Tuesday, March 2, 2010

The United States Of Surveillance

Wired.com has a story about the biggest threat to the open internet, and a threat to democracy in general:
When he was head of the country’s national intelligence, he scared President Bush with visions of e-doom, prompting the president to sign a comprehensive secret order that unleashed tens of billions of dollars into the military’s black budget so they could start making firewalls and building malware into military equipment.
And now McConnell is back in civilian life as a vice president at the secretive defense contracting giant Booz Allen Hamilton. He’s out in front of Congress and the media, peddling the same Cybaremaggedon! gloom.
And now he says we need to re-engineer the internet.
"We need to develop an early-warning system to monitor cyberspace, identify intrusions and locate the source of attacks with a trail of evidence that can support diplomatic, military and legal options — and we must be able to do this in milliseconds. More specifically, we need to re-engineer the Internet to make attribution, geo-location, intelligence analysis and impact assessment — who did it, from where, why and what was the result — more manageable. The technologies are already available from public and private sources and can be further developed if we have the will to build them into our systems and to work with our allies and trading partners so they will do the same."
Re-read that sentence. He’s talking about changing the internet to make everything anyone does on the net traceable and geo-located so the National Security Agency can pinpoint users and their computers for retaliation if the U.S. government doesn’t like what’s written in an e-mail, what search terms were used, what movies were downloaded. Or the tech could be useful if a computer got hijacked without your knowledge and used as part of a botnet.

The importance of the internet to democracy in this country cannot be overstated. It is virtually the only place where people can get decent information on what their government is actually doing. The mainstream media has for some time now served the corporate and government elite, and the main thing that is keeping them from putting the finishing touches on an alternate reality is the internet, which keeps them from having a stranglehold on the free flow of information.

It is no accident that the Chinese government, which brooks no political dissent, has a zero-tolerance policy when it comes to internet freedom. In fact, if one were to design a totalitarian state from scratch, there would be no question that the internet as we know it would have to be banned completely. 

In the United States, of course, such drastic measures would be met with fierce resistance. And so if there was an effort to restrict internet freedom, it would have to be done gradually. What McConnell is proposing is one of the first steps.

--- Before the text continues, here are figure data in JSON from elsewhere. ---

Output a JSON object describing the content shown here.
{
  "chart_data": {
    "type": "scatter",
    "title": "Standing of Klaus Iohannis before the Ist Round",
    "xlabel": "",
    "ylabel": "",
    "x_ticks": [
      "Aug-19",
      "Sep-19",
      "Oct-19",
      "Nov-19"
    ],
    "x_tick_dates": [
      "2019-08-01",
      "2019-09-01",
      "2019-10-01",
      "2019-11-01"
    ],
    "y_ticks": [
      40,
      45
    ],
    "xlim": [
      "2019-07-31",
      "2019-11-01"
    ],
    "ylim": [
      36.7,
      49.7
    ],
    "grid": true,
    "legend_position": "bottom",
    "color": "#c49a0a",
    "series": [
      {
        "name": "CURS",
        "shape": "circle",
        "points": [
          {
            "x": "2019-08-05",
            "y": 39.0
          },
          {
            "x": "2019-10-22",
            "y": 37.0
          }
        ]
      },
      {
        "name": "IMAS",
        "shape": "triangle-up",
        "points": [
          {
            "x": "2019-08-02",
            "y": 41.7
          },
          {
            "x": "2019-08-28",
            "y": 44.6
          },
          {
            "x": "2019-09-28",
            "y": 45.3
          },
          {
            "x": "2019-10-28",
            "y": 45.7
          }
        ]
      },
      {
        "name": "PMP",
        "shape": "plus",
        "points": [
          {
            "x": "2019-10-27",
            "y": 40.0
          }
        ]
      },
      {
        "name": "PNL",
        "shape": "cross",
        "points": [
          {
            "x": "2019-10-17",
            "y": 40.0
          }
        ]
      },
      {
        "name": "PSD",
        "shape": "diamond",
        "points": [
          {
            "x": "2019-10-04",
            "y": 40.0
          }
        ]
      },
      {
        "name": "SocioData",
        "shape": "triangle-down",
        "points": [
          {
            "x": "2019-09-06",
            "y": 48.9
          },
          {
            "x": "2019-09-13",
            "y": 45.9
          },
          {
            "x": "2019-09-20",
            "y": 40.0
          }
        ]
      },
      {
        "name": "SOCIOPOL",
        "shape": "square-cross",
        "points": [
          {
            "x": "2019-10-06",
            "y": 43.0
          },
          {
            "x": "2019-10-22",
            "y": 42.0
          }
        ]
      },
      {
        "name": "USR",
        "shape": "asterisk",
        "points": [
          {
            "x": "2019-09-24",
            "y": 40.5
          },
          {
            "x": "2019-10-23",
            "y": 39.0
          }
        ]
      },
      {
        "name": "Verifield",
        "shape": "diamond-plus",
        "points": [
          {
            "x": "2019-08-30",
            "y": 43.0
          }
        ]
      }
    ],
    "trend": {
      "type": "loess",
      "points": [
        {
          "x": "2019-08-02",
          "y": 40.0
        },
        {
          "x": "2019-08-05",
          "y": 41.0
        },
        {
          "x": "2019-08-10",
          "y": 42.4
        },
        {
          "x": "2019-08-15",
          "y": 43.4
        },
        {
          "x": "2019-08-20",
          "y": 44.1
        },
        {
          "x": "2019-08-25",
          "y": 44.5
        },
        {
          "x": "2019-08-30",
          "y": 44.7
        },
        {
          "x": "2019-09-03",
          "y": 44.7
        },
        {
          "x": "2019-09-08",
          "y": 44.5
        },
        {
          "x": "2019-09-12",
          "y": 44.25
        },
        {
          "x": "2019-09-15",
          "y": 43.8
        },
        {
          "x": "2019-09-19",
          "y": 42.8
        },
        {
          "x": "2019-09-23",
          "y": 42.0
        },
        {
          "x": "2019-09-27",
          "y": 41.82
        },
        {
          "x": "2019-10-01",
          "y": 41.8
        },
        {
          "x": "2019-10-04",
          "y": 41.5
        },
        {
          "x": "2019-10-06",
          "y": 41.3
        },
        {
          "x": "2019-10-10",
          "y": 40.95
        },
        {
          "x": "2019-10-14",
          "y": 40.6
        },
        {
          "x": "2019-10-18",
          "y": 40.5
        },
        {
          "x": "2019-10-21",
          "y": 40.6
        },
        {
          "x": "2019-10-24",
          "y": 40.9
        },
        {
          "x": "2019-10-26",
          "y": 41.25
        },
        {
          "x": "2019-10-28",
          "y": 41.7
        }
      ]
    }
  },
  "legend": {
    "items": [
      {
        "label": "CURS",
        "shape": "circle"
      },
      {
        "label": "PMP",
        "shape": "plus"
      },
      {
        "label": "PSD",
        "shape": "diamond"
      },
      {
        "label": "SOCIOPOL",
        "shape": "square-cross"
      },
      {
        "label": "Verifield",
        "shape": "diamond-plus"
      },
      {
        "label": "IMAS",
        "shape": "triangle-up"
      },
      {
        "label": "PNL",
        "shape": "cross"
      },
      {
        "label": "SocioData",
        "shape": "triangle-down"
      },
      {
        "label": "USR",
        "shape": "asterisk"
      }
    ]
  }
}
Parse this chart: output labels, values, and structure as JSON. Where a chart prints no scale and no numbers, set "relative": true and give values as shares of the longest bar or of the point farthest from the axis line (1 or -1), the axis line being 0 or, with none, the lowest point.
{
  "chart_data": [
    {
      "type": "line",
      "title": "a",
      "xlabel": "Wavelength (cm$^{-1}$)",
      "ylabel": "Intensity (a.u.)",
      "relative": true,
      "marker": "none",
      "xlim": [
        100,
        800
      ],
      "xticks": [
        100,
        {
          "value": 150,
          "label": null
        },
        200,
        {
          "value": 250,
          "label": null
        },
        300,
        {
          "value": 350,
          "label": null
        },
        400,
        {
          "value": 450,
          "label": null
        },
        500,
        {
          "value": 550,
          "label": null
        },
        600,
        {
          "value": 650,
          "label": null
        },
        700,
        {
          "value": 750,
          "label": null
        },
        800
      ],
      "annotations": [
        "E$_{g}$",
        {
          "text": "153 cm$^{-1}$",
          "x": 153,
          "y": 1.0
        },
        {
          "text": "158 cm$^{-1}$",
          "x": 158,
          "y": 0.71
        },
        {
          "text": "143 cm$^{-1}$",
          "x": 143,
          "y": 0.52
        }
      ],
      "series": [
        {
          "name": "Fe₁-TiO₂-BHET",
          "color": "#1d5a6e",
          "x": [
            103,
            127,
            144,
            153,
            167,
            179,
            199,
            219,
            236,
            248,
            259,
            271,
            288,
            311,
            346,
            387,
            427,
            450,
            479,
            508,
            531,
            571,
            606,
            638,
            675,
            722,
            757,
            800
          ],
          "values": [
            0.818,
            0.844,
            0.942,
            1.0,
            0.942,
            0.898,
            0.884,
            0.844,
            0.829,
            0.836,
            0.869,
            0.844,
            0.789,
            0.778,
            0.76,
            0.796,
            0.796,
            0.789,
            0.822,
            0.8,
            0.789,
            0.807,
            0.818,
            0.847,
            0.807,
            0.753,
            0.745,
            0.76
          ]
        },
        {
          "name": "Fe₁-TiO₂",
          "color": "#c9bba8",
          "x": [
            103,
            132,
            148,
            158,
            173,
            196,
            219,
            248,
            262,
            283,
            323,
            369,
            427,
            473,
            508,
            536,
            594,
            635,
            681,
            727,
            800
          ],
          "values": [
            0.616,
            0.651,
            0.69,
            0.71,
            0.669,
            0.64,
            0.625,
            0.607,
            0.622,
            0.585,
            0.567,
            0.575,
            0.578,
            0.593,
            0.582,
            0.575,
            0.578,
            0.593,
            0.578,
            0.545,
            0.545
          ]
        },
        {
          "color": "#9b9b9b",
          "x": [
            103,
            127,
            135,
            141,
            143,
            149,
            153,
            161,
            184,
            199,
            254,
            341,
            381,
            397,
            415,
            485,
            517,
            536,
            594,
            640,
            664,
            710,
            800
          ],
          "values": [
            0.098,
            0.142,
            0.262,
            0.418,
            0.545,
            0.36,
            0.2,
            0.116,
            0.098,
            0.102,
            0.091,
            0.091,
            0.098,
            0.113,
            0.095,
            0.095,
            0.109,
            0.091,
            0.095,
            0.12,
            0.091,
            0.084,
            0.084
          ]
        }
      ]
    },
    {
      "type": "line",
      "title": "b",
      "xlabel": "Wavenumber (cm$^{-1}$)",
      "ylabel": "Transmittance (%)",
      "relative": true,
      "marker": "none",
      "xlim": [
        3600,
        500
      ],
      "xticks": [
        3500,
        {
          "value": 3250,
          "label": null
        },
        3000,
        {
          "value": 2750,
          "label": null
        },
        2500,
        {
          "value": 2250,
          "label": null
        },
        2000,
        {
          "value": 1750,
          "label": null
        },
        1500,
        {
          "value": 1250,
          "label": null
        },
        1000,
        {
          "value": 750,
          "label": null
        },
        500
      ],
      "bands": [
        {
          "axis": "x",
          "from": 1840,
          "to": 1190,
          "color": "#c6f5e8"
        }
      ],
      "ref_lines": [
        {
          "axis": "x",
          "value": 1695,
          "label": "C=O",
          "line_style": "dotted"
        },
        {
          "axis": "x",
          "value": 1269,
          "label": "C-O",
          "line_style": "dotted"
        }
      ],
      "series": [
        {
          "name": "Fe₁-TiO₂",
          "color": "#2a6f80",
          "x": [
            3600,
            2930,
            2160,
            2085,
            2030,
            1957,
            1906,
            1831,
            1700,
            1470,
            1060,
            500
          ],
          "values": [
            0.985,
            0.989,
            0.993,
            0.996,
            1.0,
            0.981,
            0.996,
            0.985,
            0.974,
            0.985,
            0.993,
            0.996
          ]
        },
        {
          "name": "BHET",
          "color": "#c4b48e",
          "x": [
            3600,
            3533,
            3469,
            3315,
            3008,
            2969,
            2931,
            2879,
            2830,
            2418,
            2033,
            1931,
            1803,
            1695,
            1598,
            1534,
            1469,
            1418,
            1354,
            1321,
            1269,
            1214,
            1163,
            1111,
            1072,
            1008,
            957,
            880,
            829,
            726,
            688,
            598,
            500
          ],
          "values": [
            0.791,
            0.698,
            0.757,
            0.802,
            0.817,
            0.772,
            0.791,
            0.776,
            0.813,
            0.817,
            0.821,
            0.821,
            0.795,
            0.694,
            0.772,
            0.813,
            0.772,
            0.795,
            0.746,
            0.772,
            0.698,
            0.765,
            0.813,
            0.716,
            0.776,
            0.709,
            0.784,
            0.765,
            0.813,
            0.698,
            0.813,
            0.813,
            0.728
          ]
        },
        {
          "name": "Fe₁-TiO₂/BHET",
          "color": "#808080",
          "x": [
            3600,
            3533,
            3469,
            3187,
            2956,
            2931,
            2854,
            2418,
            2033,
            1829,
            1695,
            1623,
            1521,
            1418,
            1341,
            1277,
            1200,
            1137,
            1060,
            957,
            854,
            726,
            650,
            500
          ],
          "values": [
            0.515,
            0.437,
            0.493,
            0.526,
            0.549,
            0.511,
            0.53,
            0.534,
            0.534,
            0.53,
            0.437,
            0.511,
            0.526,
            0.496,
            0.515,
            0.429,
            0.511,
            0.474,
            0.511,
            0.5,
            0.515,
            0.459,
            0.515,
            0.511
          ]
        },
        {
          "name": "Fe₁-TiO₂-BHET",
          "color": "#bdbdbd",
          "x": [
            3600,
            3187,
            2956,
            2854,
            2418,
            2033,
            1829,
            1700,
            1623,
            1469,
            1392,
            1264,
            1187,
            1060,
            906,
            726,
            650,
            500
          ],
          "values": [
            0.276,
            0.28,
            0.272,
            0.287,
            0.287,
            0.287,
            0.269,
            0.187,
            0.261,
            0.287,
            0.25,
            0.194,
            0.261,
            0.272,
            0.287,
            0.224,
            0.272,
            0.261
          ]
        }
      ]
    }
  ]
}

We can debate whether this is some secret conspiracy by the ruling elite to consolidate control of political speech,  or just another way to keep the "Defense" department cash flowing, or a benign but misguided attempt to "secure" the nation at the expense of our basic freedoms. (I tend to avoid unproven conspiracy theories.) But for the purposes of deciding on a course of action, the distinction is largely academic. We absolutely must fight this.

I expect progressives and libertarians to fight this. But I'm really curious to see if this becomes an issue for Tea Party types, who say that they are opposed to big government and to government intrusion. I can't think of a more appropriate issue for them to take up.

Now is the time to put an end to this. Once the government is given these powers, it will be impossible to take them back. We are faced today with a choice: We can continue along the path towards an Orwellian media state, in which the government controls what the people think by controlling the information they receive and in which the government knows nearly everything you do, or we can accept that we will never live in a perfectly secure world, and at least fight for our freedom to think and act.

1 comment:

  1. In a democracy the majority can force a minority to do it's biding. I would say the internet is more analogous to a republic in that people can participate if they so chose. Allowing for greater individual freedom.

    I like the stance that you have on conspiracy theories. It doesn't matter whether there is one or not, if we allow the government to take control of the internet, it will be abused. We need to secure our freedoms.

    Great article. Keep fighting the good fight!